Shouldn't making the publisher transient local do the trick?

Otherwise, I could either

  • publish the scan message at a fixed rate, or
  • create another wait_for_() function and use the node.count_subscribers()

berend-kupers avatar Aug 12 '24 08:08 berend-kupers

By "transient local" do you mean make it a local variable? I'm not sure how that would fix this. I like the idea of publishing the scan at a fixed rate though, that sounds simple and robust to failures.

jonbinney avatar Aug 12 '24 23:08 jonbinney

I meant setting the quality of service setting durability to "transient local" for the publisher. Then the publisher should persist samples for "late-joining" subscribers.

But I'm fine with publishing the scan at a fixed rate as well

berend-kupers avatar Aug 13 '24 06:08 berend-kupers

I meant setting the quality of service setting durability to "transient local" for the publisher. Then the publisher should persist samples for "late-joining" subscribers.

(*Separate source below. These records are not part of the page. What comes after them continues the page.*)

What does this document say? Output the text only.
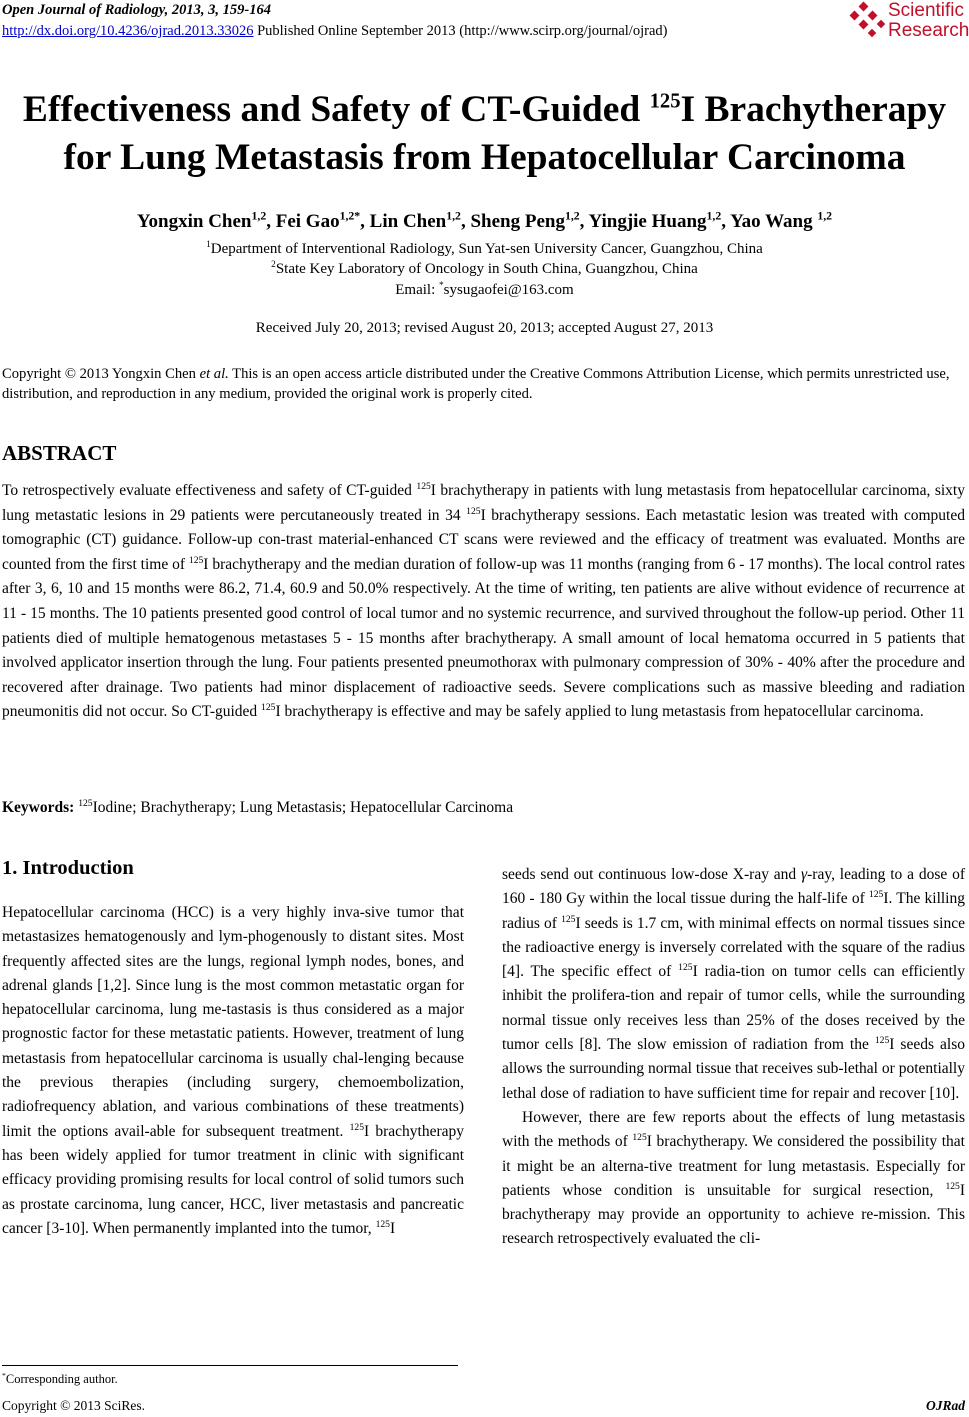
Open Journal of Radiology, 2013, 3, 159-164
http://dx.doi.org/10.4236/ojrad.2013.33026 Published Online September 2013 (http://www.scirp.org/journal/ojrad)
Scientific
Research
Effectiveness and Safety of CT-Guided $^{125}$I Brachytherapy
for Lung Metastasis from Hepatocellular Carcinoma
Yongxin Chen$^{1,2}$, Fei Gao$^{1,2*}$, Lin Chen$^{1,2}$, Sheng Peng$^{1,2}$, Yingjie Huang$^{1,2}$, Yao Wang $^{1,2}$
$^1$Department of Interventional Radiology, Sun Yat-sen University Cancer, Guangzhou, China
$^2$State Key Laboratory of Oncology in South China, Guangzhou, China
Email: *sysugaofei@163.com
Received July 20, 2013; revised August 20, 2013; accepted August 27, 2013
Copyright © 2013 Yongxin Chen et al. This is an open access article distributed under the Creative Commons Attribution License, which permits unrestricted use, distribution, and reproduction in any medium, provided the original work is properly cited.
ABSTRACT
To retrospectively evaluate effectiveness and safety of CT-guided $^{125}$I brachytherapy in patients with lung metastasis from hepatocellular carcinoma, sixty lung metastatic lesions in 29 patients were percutaneously treated in 34 $^{125}$I brachytherapy sessions. Each metastatic lesion was treated with computed tomographic (CT) guidance. Follow-up con-trast material-enhanced CT scans were reviewed and the efficacy of treatment was evaluated. Months are counted from the first time of $^{125}$I brachytherapy and the median duration of follow-up was 11 months (ranging from 6 - 17 months). The local control rates after 3, 6, 10 and 15 months were 86.2, 71.4, 60.9 and 50.0% respectively. At the time of writing, ten patients are alive without evidence of recurrence at 11 - 15 months. The 10 patients presented good control of local tumor and no systemic recurrence, and survived throughout the follow-up period. Other 11 patients died of multiple hematogenous metastases 5 - 15 months after brachytherapy. A small amount of local hematoma occurred in 5 patients that involved applicator insertion through the lung. Four patients presented pneumothorax with pulmonary compression of 30% - 40% after the procedure and recovered after drainage. Two patients had minor displacement of radioactive seeds. Severe complications such as massive bleeding and radiation pneumonitis did not occur. So CT-guided $^{125}$I brachytherapy is effective and may be safely applied to lung metastasis from hepatocellular carcinoma.
Keywords: $^{125}$Iodine; Brachytherapy; Lung Metastasis; Hepatocellular Carcinoma
1. Introduction

Hepatocellular carcinoma (HCC) is a very highly inva-sive tumor that metastasizes hematogenously and lym-phogenously to distant sites. Most frequently affected sites are the lungs, regional lymph nodes, bones, and adrenal glands [1,2]. Since lung is the most common metastatic organ for hepatocellular carcinoma, lung me-tastasis is thus considered as a major prognostic factor for these metastatic patients. However, treatment of lung metastasis from hepatocellular carcinoma is usually chal-lenging because the previous therapies (including surgery, chemoembolization, radiofrequency ablation, and various combinations of these treatments) limit the options avail-able for subsequent treatment. $^{125}$I brachytherapy has been widely applied for tumor treatment in clinic with significant efficacy providing promising results for local control of solid tumors such as prostate carcinoma, lung cancer, HCC, liver metastasis and pancreatic cancer [3-10]. When permanently implanted into the tumor, $^{125}$I

seeds send out continuous low-dose X-ray and γ-ray, leading to a dose of 160 - 180 Gy within the local tissue during the half-life of $^{125}$I. The killing radius of $^{125}$I seeds is 1.7 cm, with minimal effects on normal tissues since the radioactive energy is inversely correlated with the square of the radius [4]. The specific effect of $^{125}$I radia-tion on tumor cells can efficiently inhibit the prolifera-tion and repair of tumor cells, while the surrounding normal tissue only receives less than 25% of the doses received by the tumor cells [8]. The slow emission of radiation from the $^{125}$I seeds also allows the surrounding normal tissue that receives sub-lethal or potentially lethal dose of radiation to have sufficient time for repair and recover [10].

However, there are few reports about the effects of lung metastasis with the methods of $^{125}$I brachytherapy. We considered the possibility that it might be an alterna-tive treatment for lung metastasis. Especially for patients whose condition is unsuitable for surgical resection, $^{125}$I brachytherapy may provide an opportunity to achieve re-mission. This research retrospectively evaluated the cli-

*Corresponding author.
Copyright © 2013 SciRes.	OJRad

Ah, perfect! I'm not familiar with the ROS2 quality of service settings yet, so I just learned something :-)

jonbinney avatar Aug 13 '24 14:08 jonbinney

Interesting - a couple tests still failing but I'm having a harder time reproducing it locally. Debugging now.....

jonbinney avatar Aug 20 '24 22:08 jonbinney

Looks like you changed the QoS on the publisher created in the python test node - that's not the one that's causing the problem. We're missing the return message published by the filter chain and received by the python test node. I tried changing the QoS in the subscriber in the python node, but it failed (something about the underlying middleware or the options used in the filter chain).

The other fix you suggested (publishing at a fixed rate until we get a reply) does work. I've implemented that and sent a PR to your PR branch - could you review and merge that? :-)

If you're curious, here is the command I used to run the tests repeatedly to reproduce the intermittent failure:

colcon test --retest-until-fail=100 --packages-select laser_filters --event-handlers=console_cohesion+ --ctest-args --output-on-failure; colcon test-result --all

jonbinney avatar Aug 20 '24 23:08 jonbinney

Awesome, tests pass! I'll do a code review tomorrow to make sure nothing major is wrong. Since these filters weren't in ros2 at all before, I don't plan on nit-picking about small changes - those can be fixed in smaller PRs later.

jonbinney avatar Aug 22 '24 23:08 jonbinney

Thanks @berend-kupers, and also @bjsowa for reviewing. Sorry it took me so long to get to!

jonbinney avatar Aug 23 '24 19:08 jonbinney